Good News: That the classical formula is an upper bound means the actual reward-KL trade-off of best-of-n is better than reported in the literature, further strengthening its position as a strong baseline.
Practical Estimator: The new estimator only requires observing the reference probability \(\varepsilon_n\) of the selected sample, making it simple to compute with controlled variance (requiring only \(M = O(\log n \cdot \log(1/\delta))\) samples).
Unified Theoretical Framework: Simultaneously analyzes best-of-n and rewind-and-repeat, proving that best-of-n is approximately optimal in terms of the win rate vs KL trade-off.
Key Insight: Rényi entropy \(H_2\) is the core quantity controlling all gaps—under high Rényi entropy (many low-probability outputs), the classical formula works well; under low Rényi entropy, it fails.

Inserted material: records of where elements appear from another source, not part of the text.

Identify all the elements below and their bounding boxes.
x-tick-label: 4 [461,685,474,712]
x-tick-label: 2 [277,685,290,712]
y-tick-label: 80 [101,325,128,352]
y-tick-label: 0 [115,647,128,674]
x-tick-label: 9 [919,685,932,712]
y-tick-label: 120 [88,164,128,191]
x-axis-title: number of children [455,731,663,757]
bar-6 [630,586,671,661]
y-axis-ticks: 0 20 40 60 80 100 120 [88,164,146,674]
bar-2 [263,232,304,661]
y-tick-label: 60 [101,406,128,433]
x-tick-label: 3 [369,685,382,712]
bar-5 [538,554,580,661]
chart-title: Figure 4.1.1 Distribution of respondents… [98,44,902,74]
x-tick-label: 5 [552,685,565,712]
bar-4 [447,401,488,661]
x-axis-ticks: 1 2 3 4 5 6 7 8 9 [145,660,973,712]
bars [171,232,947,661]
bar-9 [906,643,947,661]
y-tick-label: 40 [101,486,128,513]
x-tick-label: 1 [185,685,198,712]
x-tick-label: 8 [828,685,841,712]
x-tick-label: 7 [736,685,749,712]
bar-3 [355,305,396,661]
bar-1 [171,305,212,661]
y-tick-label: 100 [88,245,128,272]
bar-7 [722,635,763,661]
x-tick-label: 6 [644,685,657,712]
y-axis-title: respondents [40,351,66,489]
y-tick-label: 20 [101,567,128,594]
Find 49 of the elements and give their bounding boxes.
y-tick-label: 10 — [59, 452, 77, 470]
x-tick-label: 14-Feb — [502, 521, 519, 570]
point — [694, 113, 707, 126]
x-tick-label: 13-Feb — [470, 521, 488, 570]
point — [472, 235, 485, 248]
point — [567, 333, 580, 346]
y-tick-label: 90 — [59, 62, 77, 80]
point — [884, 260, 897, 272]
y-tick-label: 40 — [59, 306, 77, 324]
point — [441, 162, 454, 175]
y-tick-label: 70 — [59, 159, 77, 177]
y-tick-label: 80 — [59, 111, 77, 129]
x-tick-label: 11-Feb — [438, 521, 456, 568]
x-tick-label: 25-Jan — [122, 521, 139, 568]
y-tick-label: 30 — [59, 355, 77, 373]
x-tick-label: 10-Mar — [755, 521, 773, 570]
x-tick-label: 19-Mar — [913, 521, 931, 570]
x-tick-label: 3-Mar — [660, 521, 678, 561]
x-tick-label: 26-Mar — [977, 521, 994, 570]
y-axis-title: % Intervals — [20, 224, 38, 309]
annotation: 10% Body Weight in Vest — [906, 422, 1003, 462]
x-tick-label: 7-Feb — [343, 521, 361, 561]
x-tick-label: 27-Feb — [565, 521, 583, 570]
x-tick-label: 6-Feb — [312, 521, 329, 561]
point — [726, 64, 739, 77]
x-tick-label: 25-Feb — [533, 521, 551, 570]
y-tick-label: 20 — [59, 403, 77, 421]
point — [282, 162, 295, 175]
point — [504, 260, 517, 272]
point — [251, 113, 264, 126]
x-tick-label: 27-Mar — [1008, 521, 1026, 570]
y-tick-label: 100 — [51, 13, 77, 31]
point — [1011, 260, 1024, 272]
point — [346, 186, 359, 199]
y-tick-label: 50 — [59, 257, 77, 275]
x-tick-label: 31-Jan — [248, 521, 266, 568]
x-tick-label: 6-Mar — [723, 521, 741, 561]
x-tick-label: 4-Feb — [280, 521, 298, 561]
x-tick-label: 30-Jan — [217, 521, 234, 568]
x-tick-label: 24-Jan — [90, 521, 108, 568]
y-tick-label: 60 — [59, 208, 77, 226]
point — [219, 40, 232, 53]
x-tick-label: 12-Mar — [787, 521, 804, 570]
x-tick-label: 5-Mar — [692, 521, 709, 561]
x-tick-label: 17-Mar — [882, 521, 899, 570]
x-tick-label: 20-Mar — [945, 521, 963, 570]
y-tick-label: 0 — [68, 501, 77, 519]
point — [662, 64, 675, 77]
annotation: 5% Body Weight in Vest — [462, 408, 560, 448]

Limitations & Future Work¶

Unproven Conjectures: Conjecture 4.4 (the expected value of the estimator is an upper bound of KL) and Conjecture 7.2 (the upper bound of the win rate-KL trade-off) are only validated numerically and lack rigorous proofs.
Discrete Output Assumption: The analysis assumes a finite output space; extending this to continuous outputs (such as diffusion models) is left to future work (e.g., Mroueh 2024).
Unique Reward Assumption: Assumption 2.1 requires unique reward values, whereas in practice, there may be many tied samples.
No Practical LLM Alignment Experiments: All experiments are synthetic or small-scale, without verifying the estimator's utility in actual RLHF pipelines.
Estimator Requires \(\pi_{\text{ref}}(\mathbf{y}|\mathbf{x})\): Calculating the complete sequence probability in autoregressive models is feasible but requires an extra forward pass.

Rating¶

Novelty: ⭐⭐⭐⭐ — Overturns a widely used "formula" and proposes tighter theoretical bounds and a practical estimator.
Experimental Thoroughness: ⭐⭐⭐ — Synthetic experiments are sufficient, but lacks validation in large-scale practical alignment scenarios.
Writing Quality: ⭐⭐⭐⭐⭐ — Rigorous and clear reasoning, progressing step-by-step from counterexamples to theorems and the estimator.
Value: ⭐⭐⭐⭐ — Holds significant corrective value for the LLM alignment community, already cited and extended by multiple subsequent works.